In diesem Prozess wird die oben beschriebene Grundhaltung besonders deutlich. Die Assessmentgespräche sollen zeitlich von der Medikamentenvergabe entkoppelt stattfinden, um so in ruhiger Atmosphäre Wünsche und Bedenken besprechen zu können. So soll zudem der Gefahr von vermeintlich erwünschtem Verhalten seitens der Patienten begegnet werden.

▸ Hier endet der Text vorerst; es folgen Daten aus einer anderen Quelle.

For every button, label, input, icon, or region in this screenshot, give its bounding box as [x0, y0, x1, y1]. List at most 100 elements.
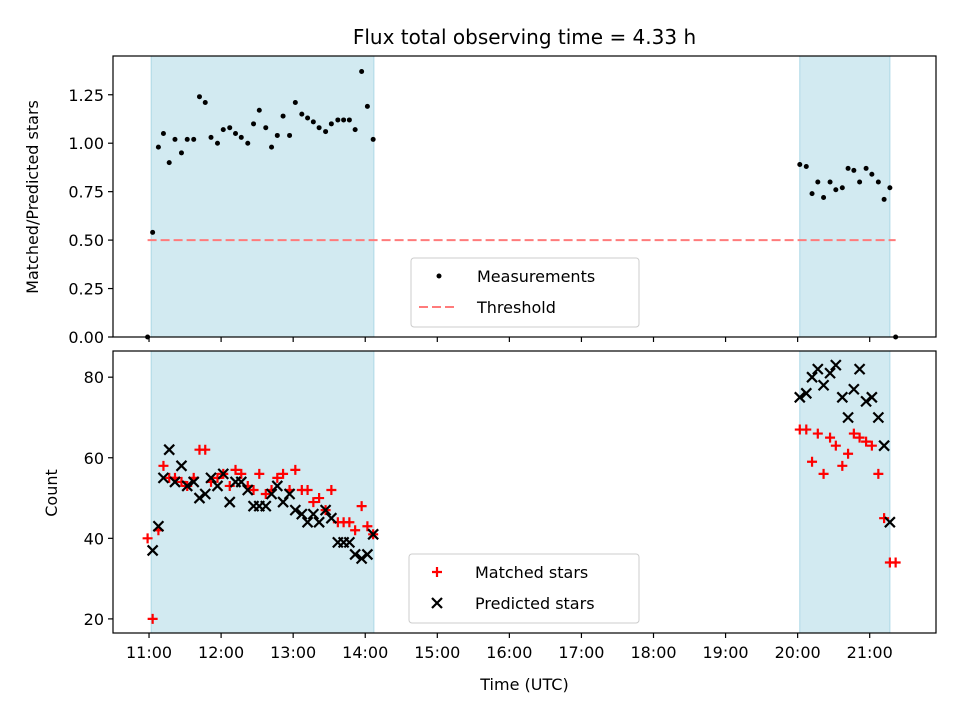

Das Schlusskapitel setzt noch einmal ein Ausrufezeichen hinter die Forderung, auch für jene Patientinnen und Patienten offen zu sein, die mit der Medikation hadern oder sie gänzlich ablehnen.
»Psychopharmakotherapie und Empowerment« wird seinem Titel gerecht. Haltungsfragen, eine offene Gesprächsführung und ein partizipativer Ansatz werden thematisiert. Besonders hervorzuheben ist das umfangreiche Downloadmaterial, das die Leser und Leserinnen sicher durch das vorgestellte Medikamententraining führt. Das Buch wendet sich an Pflegefachkräfte, kann aber auch in der Hand von Mitarbeitern der Eingliederungshilfe Klientinnen und Klienten zu einem selbstbestimmten Umgang mit ihrer Medikation befähigen.